Photosynthesis is impaired by salinity by stomatal closure, photochemical reaction destruction, and carbon assimilation. The stomatal closure is the first defense of the plant against salinity–alkalinity stress51. Due to the increased resistance of diffusion in the pores and through mesophilic cells, the supply of CO2 in stressful environments decreases52. The reduction of CO2 disrupts the electron transfer chain. In the isolated epidermis, it is accepted that red light causes stomatal opening. This reaction depends on the chloroplasts of the guard cells53. Both Ci and guard cell chloroplasts play a role in the synergistic effect of blue and red light on stomatal opening.
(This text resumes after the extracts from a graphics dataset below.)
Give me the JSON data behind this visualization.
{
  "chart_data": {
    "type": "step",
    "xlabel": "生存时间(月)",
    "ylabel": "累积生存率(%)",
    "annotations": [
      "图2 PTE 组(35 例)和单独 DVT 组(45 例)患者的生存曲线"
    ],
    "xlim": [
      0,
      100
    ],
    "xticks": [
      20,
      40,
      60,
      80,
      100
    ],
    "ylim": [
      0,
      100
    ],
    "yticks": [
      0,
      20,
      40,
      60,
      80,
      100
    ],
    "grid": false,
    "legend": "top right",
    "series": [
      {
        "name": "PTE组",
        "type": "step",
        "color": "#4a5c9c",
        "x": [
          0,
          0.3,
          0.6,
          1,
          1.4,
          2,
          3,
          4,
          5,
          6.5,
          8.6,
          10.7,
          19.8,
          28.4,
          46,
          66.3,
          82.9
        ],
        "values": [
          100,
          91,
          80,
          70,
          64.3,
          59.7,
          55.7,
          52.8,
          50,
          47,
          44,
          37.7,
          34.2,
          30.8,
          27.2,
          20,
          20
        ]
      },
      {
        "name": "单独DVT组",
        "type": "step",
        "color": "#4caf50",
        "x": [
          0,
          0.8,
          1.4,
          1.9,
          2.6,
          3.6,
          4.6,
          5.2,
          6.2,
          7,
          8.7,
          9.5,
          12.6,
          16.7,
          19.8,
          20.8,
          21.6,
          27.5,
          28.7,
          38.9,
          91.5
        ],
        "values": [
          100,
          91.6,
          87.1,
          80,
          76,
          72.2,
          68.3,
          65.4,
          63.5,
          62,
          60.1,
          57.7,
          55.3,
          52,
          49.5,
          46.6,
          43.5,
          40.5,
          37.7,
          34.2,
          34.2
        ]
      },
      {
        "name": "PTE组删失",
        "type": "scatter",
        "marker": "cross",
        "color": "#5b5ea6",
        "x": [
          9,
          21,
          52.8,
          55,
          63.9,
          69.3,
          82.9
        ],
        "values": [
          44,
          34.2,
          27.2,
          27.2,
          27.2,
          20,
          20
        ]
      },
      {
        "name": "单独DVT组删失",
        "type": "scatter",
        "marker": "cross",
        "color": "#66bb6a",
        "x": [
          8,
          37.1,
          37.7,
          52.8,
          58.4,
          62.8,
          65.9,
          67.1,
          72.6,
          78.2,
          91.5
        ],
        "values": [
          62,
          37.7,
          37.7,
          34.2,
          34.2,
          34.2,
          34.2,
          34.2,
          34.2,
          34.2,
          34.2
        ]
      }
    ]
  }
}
The blue-light reaction can be indirectly induced by Mesophyll photosynthesis54. For blue-light signaling in guard cells, Ca2+ was indicated to be responsible. Both blue-light-dependent H+ pumping and stomatal opening were inhibited by calmodulin antagonists55.
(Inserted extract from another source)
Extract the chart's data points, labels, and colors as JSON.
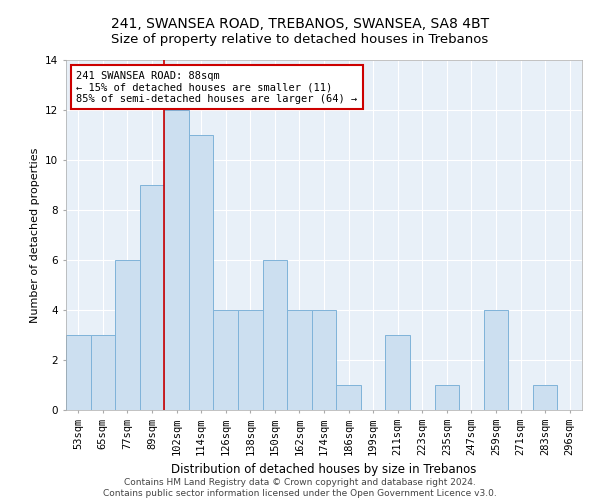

A good correlation was observed between the increased capacity to assimilate CO2 and the increased value of PItotal, PIABS, Eto/RC, and REo/RC. The finding provided evidence of the correlation of OJIP fluorescence variations with changes in general photosynthesis capacity during stress in field or laboratory conditions. The coordinated control of the entire photosynthesis system takes place in such a way as to maintain an internal balance between the efficiency of the photosynthetic light phase reaction and the efficiency of the reactions leading to CO2 assimilation56.

Conclusions

From our studies, it can be concluded that the photosynthesis apparatus of strawberry plants are sensitive to both types of stressors. The influences of the adverse conditions could be mitigated by proper choice of lighting (quality). Under salt and alkalinity stress, blue/red and blue light had a significant effect on the assimilation of CO2 and photosynthetic electron transfer chains. Using blue and blue/red light as complementary light in the greenhouse can increase the tolerance of plants to salinity and alkalinity stresses. Chlorophyll fluorescence measurements were a reliable tool for monitoring and early detection of the changes caused by the stressor. Previous studies have mainly focused on the effect of light intensity on plant growth and development. However, there is limited information on the effects of different light spectra on plant photosynthetic efficiency and plant gas exchange under stress conditions. The intensity and quality of supplemental light for plants vary under greenhouse conditions. It is suggested that this research be done other plants and cultivars and in different spectra and intensities of light under stress conditions. This research will be helpful for improving the growth and development of plants in greenhouses and under stress conditions. In greenhouse crops and under abiotic stresses, it is possible to enhance the growth and development of plants by applying complementary light spectra.